PORTLAND, Ore. In order for hydrogen-powered automobiles to succeed, the fuel needs to be pumped into tanks as easily as gasoline--and without the threat of Hindenburg-like disasters.
Sandia National Laboratories recently suggested an alternative technology for synthesizing carbon-based fuels so that the current U.S. fuel distribution system can be used. Now, Ford Motor Co. has emerged with an autocatalytic reaction scheme involving three hydrides that could someday enable hydrogen to be pumped into tanks as easily as gasoline.
The technique, called a ternary-hydride autocatalytic reaction, stores hydrogen in a solid semi-metal--a compound of magnesium, lithium and hydrogen--that can quickly be absorbed and released. Others have already suggested using metal hydrides for hydrogen storage since the reaction is well-known and reversible.
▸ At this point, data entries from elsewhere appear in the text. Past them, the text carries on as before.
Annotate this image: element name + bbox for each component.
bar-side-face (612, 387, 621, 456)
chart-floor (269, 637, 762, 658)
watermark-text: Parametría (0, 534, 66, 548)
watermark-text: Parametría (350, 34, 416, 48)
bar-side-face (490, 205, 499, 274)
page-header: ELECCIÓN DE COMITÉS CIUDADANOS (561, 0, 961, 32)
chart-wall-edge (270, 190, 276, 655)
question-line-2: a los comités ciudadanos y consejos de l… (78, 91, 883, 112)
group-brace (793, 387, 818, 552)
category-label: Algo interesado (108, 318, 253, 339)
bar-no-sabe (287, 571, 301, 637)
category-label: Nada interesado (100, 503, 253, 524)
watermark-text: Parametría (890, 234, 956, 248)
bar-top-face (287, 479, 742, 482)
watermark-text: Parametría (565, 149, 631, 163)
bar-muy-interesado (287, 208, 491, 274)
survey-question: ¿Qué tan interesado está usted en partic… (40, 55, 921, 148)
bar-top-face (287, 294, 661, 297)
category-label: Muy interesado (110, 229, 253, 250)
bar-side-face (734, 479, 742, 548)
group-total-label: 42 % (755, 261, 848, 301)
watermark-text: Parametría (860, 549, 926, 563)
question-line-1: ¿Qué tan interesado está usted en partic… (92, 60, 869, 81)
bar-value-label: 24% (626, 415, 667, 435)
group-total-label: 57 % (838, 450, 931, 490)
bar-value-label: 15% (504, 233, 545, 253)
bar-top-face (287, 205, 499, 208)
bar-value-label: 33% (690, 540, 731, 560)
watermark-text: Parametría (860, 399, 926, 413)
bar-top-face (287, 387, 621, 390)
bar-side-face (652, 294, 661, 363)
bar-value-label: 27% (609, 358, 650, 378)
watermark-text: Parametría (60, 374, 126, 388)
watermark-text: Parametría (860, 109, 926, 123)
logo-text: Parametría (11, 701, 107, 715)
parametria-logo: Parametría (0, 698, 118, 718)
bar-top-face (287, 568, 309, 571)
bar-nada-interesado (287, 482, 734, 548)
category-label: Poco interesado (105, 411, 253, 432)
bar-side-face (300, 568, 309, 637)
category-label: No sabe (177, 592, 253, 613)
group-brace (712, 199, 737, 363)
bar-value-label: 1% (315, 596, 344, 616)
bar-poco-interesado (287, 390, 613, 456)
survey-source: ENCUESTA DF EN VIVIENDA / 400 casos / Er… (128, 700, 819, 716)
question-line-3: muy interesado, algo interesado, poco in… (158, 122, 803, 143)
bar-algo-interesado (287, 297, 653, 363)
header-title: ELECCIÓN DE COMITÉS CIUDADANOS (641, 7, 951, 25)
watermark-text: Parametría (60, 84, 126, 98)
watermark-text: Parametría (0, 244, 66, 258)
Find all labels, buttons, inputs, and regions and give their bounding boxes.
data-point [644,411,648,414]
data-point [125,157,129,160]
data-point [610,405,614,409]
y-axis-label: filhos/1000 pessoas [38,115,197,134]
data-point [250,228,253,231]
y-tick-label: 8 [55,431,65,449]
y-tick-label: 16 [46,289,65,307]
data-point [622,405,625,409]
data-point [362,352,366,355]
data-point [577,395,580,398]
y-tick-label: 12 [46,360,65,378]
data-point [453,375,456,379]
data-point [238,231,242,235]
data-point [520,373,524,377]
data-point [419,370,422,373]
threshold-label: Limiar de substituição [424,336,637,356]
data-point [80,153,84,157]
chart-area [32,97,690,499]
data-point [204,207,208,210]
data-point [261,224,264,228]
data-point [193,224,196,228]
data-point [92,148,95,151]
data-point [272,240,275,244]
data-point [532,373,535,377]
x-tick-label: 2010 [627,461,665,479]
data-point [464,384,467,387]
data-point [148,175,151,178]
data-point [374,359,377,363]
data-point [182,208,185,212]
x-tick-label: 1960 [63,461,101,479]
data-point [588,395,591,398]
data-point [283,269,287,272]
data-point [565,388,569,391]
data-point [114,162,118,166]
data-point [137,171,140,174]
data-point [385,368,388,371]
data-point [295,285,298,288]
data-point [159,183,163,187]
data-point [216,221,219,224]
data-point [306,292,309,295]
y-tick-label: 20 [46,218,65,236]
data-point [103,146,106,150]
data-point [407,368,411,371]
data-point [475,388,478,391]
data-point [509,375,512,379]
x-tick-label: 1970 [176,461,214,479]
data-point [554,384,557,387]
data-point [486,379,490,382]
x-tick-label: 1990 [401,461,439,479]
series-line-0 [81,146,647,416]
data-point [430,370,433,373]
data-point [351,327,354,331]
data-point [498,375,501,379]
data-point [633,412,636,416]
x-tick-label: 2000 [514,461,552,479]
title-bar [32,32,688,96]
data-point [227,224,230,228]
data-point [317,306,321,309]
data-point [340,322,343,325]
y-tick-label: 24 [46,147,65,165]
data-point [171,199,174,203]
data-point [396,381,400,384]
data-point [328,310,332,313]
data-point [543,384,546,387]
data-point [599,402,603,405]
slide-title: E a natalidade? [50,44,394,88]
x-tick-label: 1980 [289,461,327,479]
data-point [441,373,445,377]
Until now, the temperatures and pressures required to release the hydrogen were too high to be feasible.
The trick to achieving low-temperature and pressure reactions, discovered by a Ford research team led by Jun Yang, in cooperation with researchers at the University of California-Los Angeles, is to combine three different semi-metals--lithium amide, lithium borohydride, and magnesium hydride. By mixing the ternary hydride in the ration of 2:1:1, the researchers demonstrated the release of hydrogen at 302 degrees F at pressures low enough to make it feasible for use in automobiles.
The autocatalytic reaction mechanism was shown to be fast enough to enable hydrogen to be pumped into an automobile's "solid" tank at speeds comparable to gasoline being pumped into today's liquid tanks. Also, no undesirable byproducts such as ammonia were released. Such byproducts are common when hydrogen is used with one or two hydrides.
The ternary hydrides enabled relatively low-temperature and low-pressure absorption as well as release of hydrogen by virtue of an autocatalytic reaction that begins like a single hydride reaction. It was then successively taken up by two other semi-metals to speed the sequence without excess heat or pressure. The process also eliminated the byproducts normally associated with the storage of hydrogen in a metal hydride, the Ford researchers claimed.